Thursday, 24 June 2010

Points of View: Capturing the 19th Century in Photographs at The British Library





The achievements of the Victorian age still appear prodigious from the distance of the 21st Century. This particular ambition still shapes our cities and national institutions. Much of what we know about the Victorians is found in the extraordinary visual documents we now classify as photography, a very particular Victorian legacy that continues to determine our experience of the world. In an extensive display of the British Library’s photographic holdings, the exhibition ‘Points of View’ illustrates that very distinct hunger for innovation and exploration.

Initially pioneered by a gentleman amateur William Henry Fox Talbot on his country estate, the medium became by the 1850s a booming industry feeding on the aspirations of a thriving middle class keen to record their growing families and status in photographic studios located in many of Britain’s large towns.

From the simplest of images derived from exposed plants on light sensitive paper to sophisticated panoramas, the exhibition carefully lays out the technical development of the medium.  It shows too how a fleeting moment could be suspended in time on paper.

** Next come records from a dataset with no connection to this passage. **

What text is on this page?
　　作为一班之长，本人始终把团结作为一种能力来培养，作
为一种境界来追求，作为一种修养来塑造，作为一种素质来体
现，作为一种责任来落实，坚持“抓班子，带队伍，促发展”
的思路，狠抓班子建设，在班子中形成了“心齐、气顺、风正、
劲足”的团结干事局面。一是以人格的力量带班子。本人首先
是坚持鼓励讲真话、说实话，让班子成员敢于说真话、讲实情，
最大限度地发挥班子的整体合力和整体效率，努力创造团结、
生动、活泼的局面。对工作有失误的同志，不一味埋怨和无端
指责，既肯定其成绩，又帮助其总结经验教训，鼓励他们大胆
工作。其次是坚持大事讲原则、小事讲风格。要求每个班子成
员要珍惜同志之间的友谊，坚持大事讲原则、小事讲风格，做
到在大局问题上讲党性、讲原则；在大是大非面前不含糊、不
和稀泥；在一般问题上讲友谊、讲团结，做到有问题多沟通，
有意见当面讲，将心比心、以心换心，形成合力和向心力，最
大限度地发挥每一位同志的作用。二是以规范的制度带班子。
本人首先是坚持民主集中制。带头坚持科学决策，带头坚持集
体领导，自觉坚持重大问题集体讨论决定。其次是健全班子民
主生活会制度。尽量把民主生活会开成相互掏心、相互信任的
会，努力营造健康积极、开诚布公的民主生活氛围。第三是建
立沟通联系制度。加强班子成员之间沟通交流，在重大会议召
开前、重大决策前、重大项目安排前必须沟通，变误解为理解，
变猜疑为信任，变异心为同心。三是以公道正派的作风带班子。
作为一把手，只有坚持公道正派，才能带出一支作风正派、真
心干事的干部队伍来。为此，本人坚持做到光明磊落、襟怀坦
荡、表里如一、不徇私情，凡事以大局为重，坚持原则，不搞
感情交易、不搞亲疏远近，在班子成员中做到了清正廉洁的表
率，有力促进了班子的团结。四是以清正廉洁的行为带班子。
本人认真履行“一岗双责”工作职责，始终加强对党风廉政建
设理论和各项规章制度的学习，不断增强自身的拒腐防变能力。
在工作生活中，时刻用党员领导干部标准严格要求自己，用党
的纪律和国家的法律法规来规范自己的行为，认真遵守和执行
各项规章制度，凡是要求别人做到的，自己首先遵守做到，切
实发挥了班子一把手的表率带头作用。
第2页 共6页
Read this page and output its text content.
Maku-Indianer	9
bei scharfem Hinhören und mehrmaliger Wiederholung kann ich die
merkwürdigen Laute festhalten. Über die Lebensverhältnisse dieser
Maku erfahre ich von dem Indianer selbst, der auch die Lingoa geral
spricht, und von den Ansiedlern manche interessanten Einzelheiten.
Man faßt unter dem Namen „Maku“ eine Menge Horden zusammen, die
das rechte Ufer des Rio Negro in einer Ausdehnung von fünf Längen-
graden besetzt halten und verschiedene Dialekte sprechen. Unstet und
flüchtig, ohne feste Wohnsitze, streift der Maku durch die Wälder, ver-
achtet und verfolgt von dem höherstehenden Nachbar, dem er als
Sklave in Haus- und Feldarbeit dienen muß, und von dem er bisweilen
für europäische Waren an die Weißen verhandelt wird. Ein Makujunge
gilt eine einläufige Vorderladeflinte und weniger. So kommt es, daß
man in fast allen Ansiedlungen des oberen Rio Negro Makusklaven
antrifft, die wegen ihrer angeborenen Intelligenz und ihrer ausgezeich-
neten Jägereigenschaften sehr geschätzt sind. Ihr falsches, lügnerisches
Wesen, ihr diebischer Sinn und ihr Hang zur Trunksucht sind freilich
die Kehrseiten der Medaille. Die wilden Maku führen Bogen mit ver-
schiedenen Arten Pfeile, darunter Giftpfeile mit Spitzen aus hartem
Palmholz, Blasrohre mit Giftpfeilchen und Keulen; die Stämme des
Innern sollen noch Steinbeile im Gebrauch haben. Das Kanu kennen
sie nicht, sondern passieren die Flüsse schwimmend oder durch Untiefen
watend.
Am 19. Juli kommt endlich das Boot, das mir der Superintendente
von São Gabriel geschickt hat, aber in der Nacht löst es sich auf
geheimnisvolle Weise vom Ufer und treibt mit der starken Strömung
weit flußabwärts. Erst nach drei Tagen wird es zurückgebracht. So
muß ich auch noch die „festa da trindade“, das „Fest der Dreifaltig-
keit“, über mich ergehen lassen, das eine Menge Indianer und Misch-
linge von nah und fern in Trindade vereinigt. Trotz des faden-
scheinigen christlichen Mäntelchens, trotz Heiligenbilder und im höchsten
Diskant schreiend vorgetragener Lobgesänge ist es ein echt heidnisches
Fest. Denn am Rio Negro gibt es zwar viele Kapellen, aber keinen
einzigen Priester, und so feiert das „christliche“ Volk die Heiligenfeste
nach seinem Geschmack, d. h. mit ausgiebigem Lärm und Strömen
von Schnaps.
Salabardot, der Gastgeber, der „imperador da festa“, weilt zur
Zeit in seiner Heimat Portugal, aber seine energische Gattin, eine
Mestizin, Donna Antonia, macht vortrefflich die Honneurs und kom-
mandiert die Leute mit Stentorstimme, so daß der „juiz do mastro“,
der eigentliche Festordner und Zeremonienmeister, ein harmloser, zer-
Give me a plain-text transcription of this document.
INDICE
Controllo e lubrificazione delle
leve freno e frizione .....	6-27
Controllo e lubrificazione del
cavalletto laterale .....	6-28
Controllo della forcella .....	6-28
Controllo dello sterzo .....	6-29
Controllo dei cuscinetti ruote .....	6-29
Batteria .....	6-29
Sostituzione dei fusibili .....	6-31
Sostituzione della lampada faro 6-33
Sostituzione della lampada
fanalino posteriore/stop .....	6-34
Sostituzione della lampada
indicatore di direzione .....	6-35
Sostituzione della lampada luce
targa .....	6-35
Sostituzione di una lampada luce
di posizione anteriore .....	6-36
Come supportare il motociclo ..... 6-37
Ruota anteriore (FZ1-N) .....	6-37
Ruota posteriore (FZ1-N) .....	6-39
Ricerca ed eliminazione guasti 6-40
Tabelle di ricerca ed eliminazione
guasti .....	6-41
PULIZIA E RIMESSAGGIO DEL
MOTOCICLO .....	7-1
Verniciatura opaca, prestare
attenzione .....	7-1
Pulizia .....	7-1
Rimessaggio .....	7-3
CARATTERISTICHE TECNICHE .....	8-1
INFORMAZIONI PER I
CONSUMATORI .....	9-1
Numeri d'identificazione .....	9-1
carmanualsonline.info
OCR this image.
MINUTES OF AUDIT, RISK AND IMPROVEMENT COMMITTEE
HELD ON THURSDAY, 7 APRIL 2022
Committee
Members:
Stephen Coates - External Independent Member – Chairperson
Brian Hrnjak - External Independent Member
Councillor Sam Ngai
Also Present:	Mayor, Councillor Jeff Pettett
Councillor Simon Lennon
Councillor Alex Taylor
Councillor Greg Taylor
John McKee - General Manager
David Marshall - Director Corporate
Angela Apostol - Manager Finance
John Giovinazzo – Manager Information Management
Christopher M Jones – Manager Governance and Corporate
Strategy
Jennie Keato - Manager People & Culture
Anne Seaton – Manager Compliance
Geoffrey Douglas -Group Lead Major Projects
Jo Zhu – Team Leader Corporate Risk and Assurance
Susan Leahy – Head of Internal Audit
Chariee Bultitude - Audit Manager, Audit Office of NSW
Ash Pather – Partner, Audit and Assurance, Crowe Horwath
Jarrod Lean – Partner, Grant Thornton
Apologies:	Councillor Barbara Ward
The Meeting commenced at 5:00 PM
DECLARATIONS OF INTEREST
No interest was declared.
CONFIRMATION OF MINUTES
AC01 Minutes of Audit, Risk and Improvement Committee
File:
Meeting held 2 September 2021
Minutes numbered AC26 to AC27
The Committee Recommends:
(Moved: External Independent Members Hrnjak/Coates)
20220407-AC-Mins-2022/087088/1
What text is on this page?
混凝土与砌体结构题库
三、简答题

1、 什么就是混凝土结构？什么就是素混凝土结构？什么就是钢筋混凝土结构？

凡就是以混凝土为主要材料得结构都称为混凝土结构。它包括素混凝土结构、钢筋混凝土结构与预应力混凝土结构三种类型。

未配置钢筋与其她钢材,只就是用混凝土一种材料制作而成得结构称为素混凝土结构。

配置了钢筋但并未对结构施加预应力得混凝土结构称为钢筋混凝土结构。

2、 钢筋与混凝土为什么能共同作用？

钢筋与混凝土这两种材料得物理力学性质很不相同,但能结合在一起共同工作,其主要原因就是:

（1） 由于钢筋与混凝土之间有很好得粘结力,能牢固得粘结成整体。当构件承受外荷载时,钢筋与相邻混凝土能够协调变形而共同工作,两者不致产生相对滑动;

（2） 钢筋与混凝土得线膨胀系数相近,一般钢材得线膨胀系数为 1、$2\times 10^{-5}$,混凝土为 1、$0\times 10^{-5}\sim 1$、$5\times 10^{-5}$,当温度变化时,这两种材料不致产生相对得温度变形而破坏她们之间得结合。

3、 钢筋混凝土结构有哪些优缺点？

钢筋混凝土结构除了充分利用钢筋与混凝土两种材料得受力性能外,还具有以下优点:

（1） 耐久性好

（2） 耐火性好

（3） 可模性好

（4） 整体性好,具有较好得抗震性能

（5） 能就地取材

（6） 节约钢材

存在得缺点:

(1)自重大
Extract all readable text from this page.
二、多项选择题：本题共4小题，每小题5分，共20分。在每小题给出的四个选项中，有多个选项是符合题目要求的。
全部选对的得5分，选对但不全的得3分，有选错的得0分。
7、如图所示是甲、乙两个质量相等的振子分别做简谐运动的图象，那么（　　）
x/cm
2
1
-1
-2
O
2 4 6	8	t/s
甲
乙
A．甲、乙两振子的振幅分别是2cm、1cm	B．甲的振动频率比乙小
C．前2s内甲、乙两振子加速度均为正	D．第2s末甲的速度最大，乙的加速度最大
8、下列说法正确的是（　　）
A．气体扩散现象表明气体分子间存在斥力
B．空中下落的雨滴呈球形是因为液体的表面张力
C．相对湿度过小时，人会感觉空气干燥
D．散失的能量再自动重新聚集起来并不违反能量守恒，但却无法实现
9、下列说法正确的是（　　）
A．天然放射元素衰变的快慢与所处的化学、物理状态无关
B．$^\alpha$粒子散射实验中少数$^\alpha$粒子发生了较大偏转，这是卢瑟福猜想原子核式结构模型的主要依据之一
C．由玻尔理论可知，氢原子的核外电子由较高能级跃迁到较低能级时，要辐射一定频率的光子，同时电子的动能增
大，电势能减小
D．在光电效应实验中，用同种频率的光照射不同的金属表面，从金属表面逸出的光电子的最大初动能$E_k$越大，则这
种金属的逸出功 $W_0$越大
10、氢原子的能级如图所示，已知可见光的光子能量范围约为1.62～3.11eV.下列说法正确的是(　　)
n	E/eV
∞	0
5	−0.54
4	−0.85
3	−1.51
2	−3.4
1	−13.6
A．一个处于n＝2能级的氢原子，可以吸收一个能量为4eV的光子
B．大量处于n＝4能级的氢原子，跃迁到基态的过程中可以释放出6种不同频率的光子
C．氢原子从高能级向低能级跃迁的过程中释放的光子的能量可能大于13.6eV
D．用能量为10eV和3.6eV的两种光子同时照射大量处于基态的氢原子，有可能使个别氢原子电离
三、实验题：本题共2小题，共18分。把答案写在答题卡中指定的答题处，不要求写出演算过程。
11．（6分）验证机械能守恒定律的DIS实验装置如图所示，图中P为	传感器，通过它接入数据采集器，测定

Many images are so articulate in their accumulation of detail that they feel very contemporary and yet the precise features of buildings, clothing and objects recorded here appear simultaneously strange and distant. These photographs become keystones of historic experience connecting us to a lived past. This enables proximity to such significant events as the Great Exhibition of 1851 or the Great Durbar of 1903.

On a more intimate level we may stare in wonder at the farmer carrying a hoe in the Norfolk Broads as if he were a character from a Victorian novel such is the weight of facts: his preoccupied expression, the shape of his hat, the simplicity of his clothes, in fact a whole way of life predicated on living off the land when manual labor was still required to feed the nation. And yet the poise struck by the young man is as knowing as that of a model today affecting to work on the land in order to sell fashion. What each shares is a consciousness of being watched and recorded, that the camera will seize every facet of their physical presence and demeanour.  This has become the photographic moment, a very modern consciousness of being watched in perpetuity.